Housing Construction In Cuba Remains Very Slow / 14ymedio, Zunilda Mata

In Havana, there have been great shortages in construction materials since last November.

14ymedio bigger14ymedio, Zunilda Mata, Havana, 3 January 2017 – This week Luisa Camejo’s biggest headache  will be getting the rebar she’s lacking. For months she’s been piling up stacks of cement, bricks and other materials to build an improvised room in the Cerro district of Havana. If she’s lucky she’ll soon finish her house built with her own efforts, in a year when the state plans to build fewer than 10,000 houses on the entire island.

The authorities recognize that the housing problem is the primary social need in Cuba – analysts estimate the deficit at some 600,000 homes – but in the last decade the number of homes built has fallen by 20%. In 2006, there was a historic peak of 111,373 housing units erected, but by the end of 2015 the total barely exceeded 23,000, more than half of which were built through private efforts.

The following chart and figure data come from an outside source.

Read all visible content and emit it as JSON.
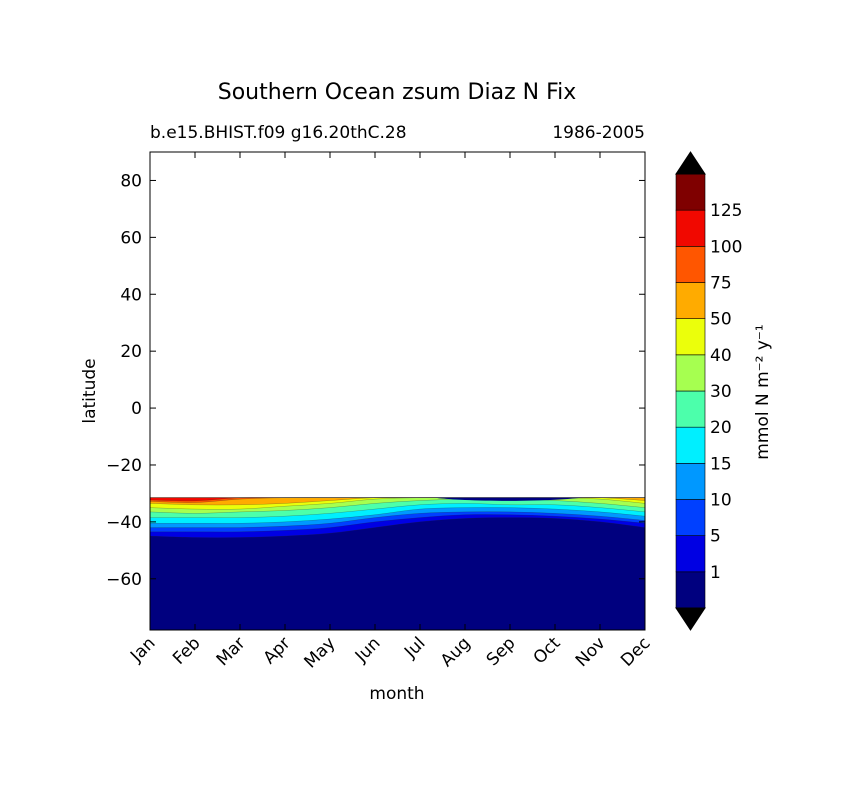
{
  "chart_data": {
    "type": "contour",
    "title": "Southern Ocean zsum Diaz N Fix",
    "subtitle_left": "b.e15.BHIST.f09 g16.20thC.28",
    "subtitle_right": "1986-2005",
    "xlabel": "month",
    "ylabel": "latitude",
    "x_categories": [
      "Jan",
      "Feb",
      "Mar",
      "Apr",
      "May",
      "Jun",
      "Jul",
      "Aug",
      "Sep",
      "Oct",
      "Nov",
      "Dec"
    ],
    "ylim": [
      -78,
      90
    ],
    "y_ticks": [
      80,
      60,
      40,
      20,
      0,
      -20,
      -40,
      -60
    ],
    "data_lat_bounds": [
      -78,
      -31.5
    ],
    "colorbar": {
      "label": "mmol N m⁻² y⁻¹",
      "levels": [
        0,
        1,
        5,
        10,
        15,
        20,
        30,
        40,
        50,
        75,
        100,
        125,
        150
      ],
      "tick_labels": [
        "1",
        "5",
        "10",
        "15",
        "20",
        "30",
        "40",
        "50",
        "75",
        "100",
        "125"
      ],
      "colors": [
        "#00007f",
        "#0000e3",
        "#0040ff",
        "#0098ff",
        "#00efff",
        "#4cffab",
        "#a6ff50",
        "#ebff0b",
        "#ffab00",
        "#ff5600",
        "#f10800",
        "#7f0000"
      ],
      "under_color": "#000000",
      "over_color": "#000000",
      "extend": "both"
    },
    "contour_bands": [
      {
        "level": 1,
        "lat_edge_by_month": [
          -45.0,
          -45.5,
          -45.5,
          -45.0,
          -44.0,
          -42.0,
          -40.0,
          -38.8,
          -38.5,
          -38.8,
          -40.0,
          -42.0
        ]
      },
      {
        "level": 5,
        "lat_edge_by_month": [
          -43.5,
          -43.5,
          -43.5,
          -43.0,
          -42.0,
          -40.0,
          -38.5,
          -37.5,
          -37.5,
          -38.0,
          -39.0,
          -40.5
        ]
      },
      {
        "level": 10,
        "lat_edge_by_month": [
          -42.0,
          -42.0,
          -42.0,
          -41.5,
          -40.5,
          -38.5,
          -37.0,
          -36.5,
          -36.5,
          -37.0,
          -38.0,
          -39.5
        ]
      },
      {
        "level": 15,
        "lat_edge_by_month": [
          -40.5,
          -40.5,
          -40.5,
          -40.0,
          -39.0,
          -37.5,
          -35.5,
          -35.0,
          -35.0,
          -35.5,
          -36.5,
          -38.0
        ]
      },
      {
        "level": 20,
        "lat_edge_by_month": [
          -38.5,
          -38.5,
          -38.5,
          -38.0,
          -37.0,
          -35.5,
          -34.0,
          -33.5,
          -34.0,
          -34.0,
          -35.0,
          -36.5
        ]
      },
      {
        "level": 30,
        "lat_edge_by_month": [
          -36.5,
          -37.0,
          -36.5,
          -36.0,
          -35.0,
          -33.5,
          -32.5,
          -32.0,
          -32.0,
          -32.5,
          -33.5,
          -35.0
        ]
      },
      {
        "level": 40,
        "lat_edge_by_month": [
          -35.0,
          -35.5,
          -35.5,
          -34.5,
          -33.5,
          -32.0,
          -31.5,
          -31.5,
          -31.5,
          -31.5,
          -32.0,
          -33.5
        ]
      },
      {
        "level": 50,
        "lat_edge_by_month": [
          -33.5,
          -34.0,
          -34.0,
          -33.5,
          -32.5,
          -31.5,
          -31.5,
          -31.5,
          -31.5,
          -31.5,
          -31.5,
          -32.5
        ]
      },
      {
        "level": 75,
        "lat_edge_by_month": [
          -32.8,
          -33.2,
          -32.0,
          -31.5,
          -31.5,
          -31.5,
          -31.5,
          -31.5,
          -31.5,
          -31.5,
          -31.5,
          -31.5
        ]
      },
      {
        "level": 100,
        "lat_edge_by_month": [
          -32.3,
          -32.6,
          -31.5,
          -31.5,
          -31.5,
          -31.5,
          -31.5,
          -31.5,
          -31.5,
          -31.5,
          -31.5,
          -31.5
        ]
      }
    ]
  }
}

With the gloomy economic announcements in the last session of the National Assembly, alarms have also been set off about the development of the housing fund in the short and medium term. In his speech to the parliamentarians, Minister of Economy and Planning Ricardo Cabrisas Ruiz declared that in the next twelve months the state will only finish some 9,700 homes.

The areas prioritized for the new buildings coincide with the five municipalities affected by Hurricane Matthew in its passage across Guantanamo province, a region where more than 38,000 homes were totally or partially destroyed, and for which the government is raising international aid to rebuild them.

Homes built between 2006 and 2015. (14ymedio)

The Alaves Emergency Fund, established by the Provincial Council of Alava and the Municipality of Vitoria, in Spain’s Basque Country, just announced it will allocate 52,000 euros for schools and workplaces in the area of Cuba affected by the hurricane, but foreign aid is barely a drop in the ocean of Cuba’s housing deficit.

The difficult situation facing thousands of families has led many to stop waiting for the state’s construction plans – in the style of those undertaken in the years of the Soviet subsidy – and to seek their own solutions. A tortuous road, where the obstacles range from getting the materials to the cost of labor.

Luisa, 61, lived for six years in a place that she, her two daughters and her husband sneaked into. “There was no bathroom and we had to see to our needs in a can and empty it every day,” she tells 14ymedio. With the 2011 enactment of the law that allows the buying and selling of houses, Camejo acquired a small piece of land near Sports City, with a rickety wooden house on it

These last three years she has dedicated to construction, spending full time locating and acquiring the materials for the house, supervising the brick layers and making with her own hands everything from formwork to mortar. “We are living amid dust and sacks, but at least it’s mine,” she reflects. So far, she has spent 2,000 Cuban Convertible pesos, a decade’s worth of the salary from her former job as a teacher, from which she retired a couple of years ago.

In the middle of last year Ramiro Valdés Menéndez, vice-president of the Councils of State and of Ministers, made clear that the solution to the problem of the house in the country resides “in individual effort”

At the beginning of the century, Vice President Carlos Lage was the official functionary in charge of the housing program. The goal, in those years, was to build 150,000 houses a year to relieve the problem. Luisa hoped to benefit from an apartment in a microbrigade building built by a social contingent, but the brief economic flourishing the island experienced with aid from Venezuela was extinguished shortly thereafter.

“We realize we have to solve this problem ourselves,” she comments. Shortly afterwards, Lage was ousted and no other face of the government took on the public commitment to families needing a roof.

Instead, in the middle of last year, Ramiro Valdés Menéndez, also vice-president of the Councils of States and of Ministers, made it clear that the solution to the housing problem in the country resides “in individual effort.”

Despite the attention, the result is insufficient. The retired teacher is now worried about problems with the supply of construction materials, with the east of the island given priority, according to decisions made in the capital. “We have a lot of problems getting pipes and everything related to electrical installation,” she explains. She also needs “tiles, concrete glue and gravel.”

Since last November, there have been weeks of shortages of building materials in Havana, a situation that could slow even further the completion of construction projects. But Luisa seems determined to finishing her own personal plan. “This year my bathroom and my own shower, even if I have to tile it with my own hands.”